Saturday, 7 July 2012

Influence


Apparently I don’t look ‘gay’. So what does gay look like? Nothing specific as far as I’m concerned. Anyway, after I confirmed that I was indeed gay the young man I was speaking to expressed his concerns. Here is a portion of our recent conversation:
“So you’re gay.”
“Yes, I am.”
“You’re a lesbian then.”
“Yes, that’s right.”
At this point I was wondering if there was a whole list of terms he was prepared to go through to ‘define’ me. But it stopped there.

“Does your child know about your sexuality?”
“Of course he does.” I laughed a bit when saying this – maybe not the best move with a potential homophobe.
“Aren’t you afraid that you will influence him to become gay as well?”

Deep breathing automatically took over at this point. I was disappointed in him and his line of thinking, nevertheless I decided to answer him.
Now I was no longer laughing. I was actually frowning – not the best look I have in my repertoire.
“I wasn’t influenced by my parents – who were both heterosexuals, nor by my siblings or ... the majority of society. This is who I am.”
“Oh.” He sat quietly for a second. Then realisation spread across his face. “I didn’t think about it like that.”

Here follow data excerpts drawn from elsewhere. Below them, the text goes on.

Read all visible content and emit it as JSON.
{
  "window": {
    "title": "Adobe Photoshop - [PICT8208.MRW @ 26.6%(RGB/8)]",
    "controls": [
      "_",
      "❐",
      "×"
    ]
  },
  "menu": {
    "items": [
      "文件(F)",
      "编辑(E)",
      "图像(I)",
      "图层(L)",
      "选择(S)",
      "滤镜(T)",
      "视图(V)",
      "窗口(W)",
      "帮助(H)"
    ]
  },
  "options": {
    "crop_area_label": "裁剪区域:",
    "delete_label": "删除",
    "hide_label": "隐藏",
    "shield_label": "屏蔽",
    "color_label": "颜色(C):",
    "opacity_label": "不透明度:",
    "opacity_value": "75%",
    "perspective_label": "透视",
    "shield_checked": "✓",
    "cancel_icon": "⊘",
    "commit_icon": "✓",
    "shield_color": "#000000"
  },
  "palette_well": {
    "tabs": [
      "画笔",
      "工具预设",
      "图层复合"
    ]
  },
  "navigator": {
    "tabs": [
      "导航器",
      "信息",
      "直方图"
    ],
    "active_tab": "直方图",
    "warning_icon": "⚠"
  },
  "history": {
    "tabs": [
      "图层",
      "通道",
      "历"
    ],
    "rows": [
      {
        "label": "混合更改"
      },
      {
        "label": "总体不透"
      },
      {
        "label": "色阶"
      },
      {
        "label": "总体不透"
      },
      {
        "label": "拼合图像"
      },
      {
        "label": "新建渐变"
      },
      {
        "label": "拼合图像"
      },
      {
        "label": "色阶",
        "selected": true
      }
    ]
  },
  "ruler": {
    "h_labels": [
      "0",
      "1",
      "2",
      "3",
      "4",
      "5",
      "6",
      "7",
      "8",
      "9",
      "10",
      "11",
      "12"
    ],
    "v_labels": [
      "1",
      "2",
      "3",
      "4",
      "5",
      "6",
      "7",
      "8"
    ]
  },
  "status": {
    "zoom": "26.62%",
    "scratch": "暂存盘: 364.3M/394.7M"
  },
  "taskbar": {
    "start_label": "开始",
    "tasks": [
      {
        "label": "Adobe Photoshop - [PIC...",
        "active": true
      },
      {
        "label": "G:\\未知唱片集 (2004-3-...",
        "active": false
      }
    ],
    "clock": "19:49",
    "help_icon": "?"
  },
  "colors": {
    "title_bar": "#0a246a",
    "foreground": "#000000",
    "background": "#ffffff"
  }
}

No,” I said softly, “not many people do. They only think that gay people exert all the influence to ‘change’ people. I was born this way. I didn’t choose who I’d be attracted to, it just happened – the same way it does for you I suspect. I mean, who in their right mind would choose to be a minority in several groups each day when discrimination is the loaded gun against them? Not me, that’s for sure. I’ve already got enough negative biases against me, do you think I would wake up one day and say to myself, ‘ In addition to be Black and female in this society I’m going to choose to be gay as well?’ This is not a card game, this is real life. This is who I am ... naturally.”

“Oh yeah,” he conceded, “I didn’t look at it like that.”
“Most people don’t because they are not facing the power imbalance of the particular type of discrimination.”

Now I wonder will that conversation have any influence on his thinking?